The study’s results were reported in the journal Translational Psychiatry. Perhaps the most important conclusion was that both VRE and PE enabled combat veterans to reduce their PTSD symptom scores, and by almost exactly the same amount (on average, about 20 points on a 136-point symptom severity scale). Both were administered a total of nine times over an average of 16 weeks, in 90-minute sessions. In PE, patients are instructed to close their eyes, imagine the scene of their trauma, and repeatedly recount it—“vividly, aloud, and in the present tense.” In VRE, patients wear virtual reality headgear which exposes them to simulations of common combat scenarios while they recount their own trauma. The simulations are controlled by a therapist via a computer console.

While overall there was no significant statistical difference in therapeutic benefit in the two groups, there was one important exception: participants who also suffered from major depression were helped more by VRE. The reasons are not known, but the team speculates the “immersion” effect of virtual reality might help overcome alterations in reward processing experienced by depressed individuals. The analysis also showed that participants who were not depressed did better, on average, with PE.

Another result of the study was that adding DCS to exposure therapy of either type provided no significant advantage vs. placebo.

A final set of results concerns the question of whether study participants bearing either of the two genetic variants potentially affecting fear memory processing may have shown distinct responses to the various forms of therapy given in the trial. The answer was yes, although with important qualifications. Generally, the number of individuals in the trial who carried either of the mutations was not large enough to support firm conclusions.
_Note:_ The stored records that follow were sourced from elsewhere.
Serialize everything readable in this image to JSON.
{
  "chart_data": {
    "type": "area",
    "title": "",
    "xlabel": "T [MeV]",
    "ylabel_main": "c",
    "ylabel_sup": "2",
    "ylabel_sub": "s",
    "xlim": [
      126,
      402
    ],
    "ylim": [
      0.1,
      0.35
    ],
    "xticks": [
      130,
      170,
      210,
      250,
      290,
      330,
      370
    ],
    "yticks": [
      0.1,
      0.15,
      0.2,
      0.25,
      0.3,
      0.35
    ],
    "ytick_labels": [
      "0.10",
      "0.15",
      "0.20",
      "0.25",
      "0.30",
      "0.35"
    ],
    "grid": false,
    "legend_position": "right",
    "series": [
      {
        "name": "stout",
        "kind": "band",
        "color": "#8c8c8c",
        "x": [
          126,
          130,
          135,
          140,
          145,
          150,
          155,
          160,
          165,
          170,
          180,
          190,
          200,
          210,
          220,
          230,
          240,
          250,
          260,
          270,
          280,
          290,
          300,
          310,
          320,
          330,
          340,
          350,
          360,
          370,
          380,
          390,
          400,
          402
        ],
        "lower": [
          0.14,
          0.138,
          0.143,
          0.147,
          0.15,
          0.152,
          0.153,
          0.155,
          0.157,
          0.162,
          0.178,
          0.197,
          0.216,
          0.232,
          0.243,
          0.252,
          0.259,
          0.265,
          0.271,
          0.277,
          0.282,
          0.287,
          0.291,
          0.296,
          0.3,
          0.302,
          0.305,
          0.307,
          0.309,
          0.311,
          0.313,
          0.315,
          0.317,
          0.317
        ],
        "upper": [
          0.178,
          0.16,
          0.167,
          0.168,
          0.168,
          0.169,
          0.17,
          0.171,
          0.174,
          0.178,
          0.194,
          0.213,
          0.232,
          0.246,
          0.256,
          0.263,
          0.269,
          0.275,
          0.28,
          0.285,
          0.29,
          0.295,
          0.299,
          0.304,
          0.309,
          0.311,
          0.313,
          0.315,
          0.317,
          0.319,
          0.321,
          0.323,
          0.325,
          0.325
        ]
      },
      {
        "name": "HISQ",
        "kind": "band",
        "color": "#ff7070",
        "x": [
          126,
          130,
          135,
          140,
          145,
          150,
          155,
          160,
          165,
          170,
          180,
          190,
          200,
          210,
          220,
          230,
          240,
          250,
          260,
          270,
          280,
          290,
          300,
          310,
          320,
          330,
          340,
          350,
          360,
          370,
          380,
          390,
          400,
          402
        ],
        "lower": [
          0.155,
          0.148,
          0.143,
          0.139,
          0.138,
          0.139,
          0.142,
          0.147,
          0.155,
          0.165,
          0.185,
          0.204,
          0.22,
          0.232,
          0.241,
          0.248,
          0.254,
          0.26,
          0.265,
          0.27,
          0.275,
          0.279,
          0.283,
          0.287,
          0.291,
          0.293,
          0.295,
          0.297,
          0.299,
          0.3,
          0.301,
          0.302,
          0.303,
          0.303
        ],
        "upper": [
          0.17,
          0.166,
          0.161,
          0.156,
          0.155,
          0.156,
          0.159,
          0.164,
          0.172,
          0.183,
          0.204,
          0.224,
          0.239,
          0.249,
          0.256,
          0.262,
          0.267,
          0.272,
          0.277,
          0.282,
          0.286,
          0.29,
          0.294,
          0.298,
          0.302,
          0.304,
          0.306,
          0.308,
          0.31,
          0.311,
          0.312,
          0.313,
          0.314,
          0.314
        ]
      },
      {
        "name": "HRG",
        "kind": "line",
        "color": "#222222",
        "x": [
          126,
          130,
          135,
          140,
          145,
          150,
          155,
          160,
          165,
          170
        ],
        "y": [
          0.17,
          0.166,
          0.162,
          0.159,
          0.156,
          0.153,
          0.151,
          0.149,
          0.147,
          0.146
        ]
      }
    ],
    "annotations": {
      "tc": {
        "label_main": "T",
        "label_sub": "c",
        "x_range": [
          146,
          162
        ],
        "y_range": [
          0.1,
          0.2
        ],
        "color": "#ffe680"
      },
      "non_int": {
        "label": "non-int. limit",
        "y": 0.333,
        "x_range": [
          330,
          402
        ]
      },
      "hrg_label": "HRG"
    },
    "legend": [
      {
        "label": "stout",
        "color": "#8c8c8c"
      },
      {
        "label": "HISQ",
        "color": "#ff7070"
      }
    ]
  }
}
But provisionally, the team found that those who carried the FAAH genetic variant improved more than non-carriers. As for participants carrying the BDNF variant, their PTSD symptoms seemed to improve more if they were in the subgroup taking DCS prior to exposure therapy.

All of these findings bear further study, the team suggested. They concluded, overall, that their results showed that such factors as comorbid major depression or the presence of certain genetic markers may indeed help guide selection of treatments to optimally help patients with combat-related PTSD. Broader application of this principle is also possible but must be demonstrated in future clinical research.

The research team included: Barbara O. Rothbaum, Ph.D., a 2012 BBRF Distinguished Investigator; Christopher Reist, M.D., a 1996 and 1993 BBRF Young Investigator; Tanja Jovanovic, Ph.D., a 2015 BBRF Independent Investigator and 2010 Young Investigator; Seth D. Norholm, Ph.D., a 2002 BBRF Young Investigator; and Charles E. Glatt, M.D., Ph.D., a 2003 and 2001 BBRF Young Investigator.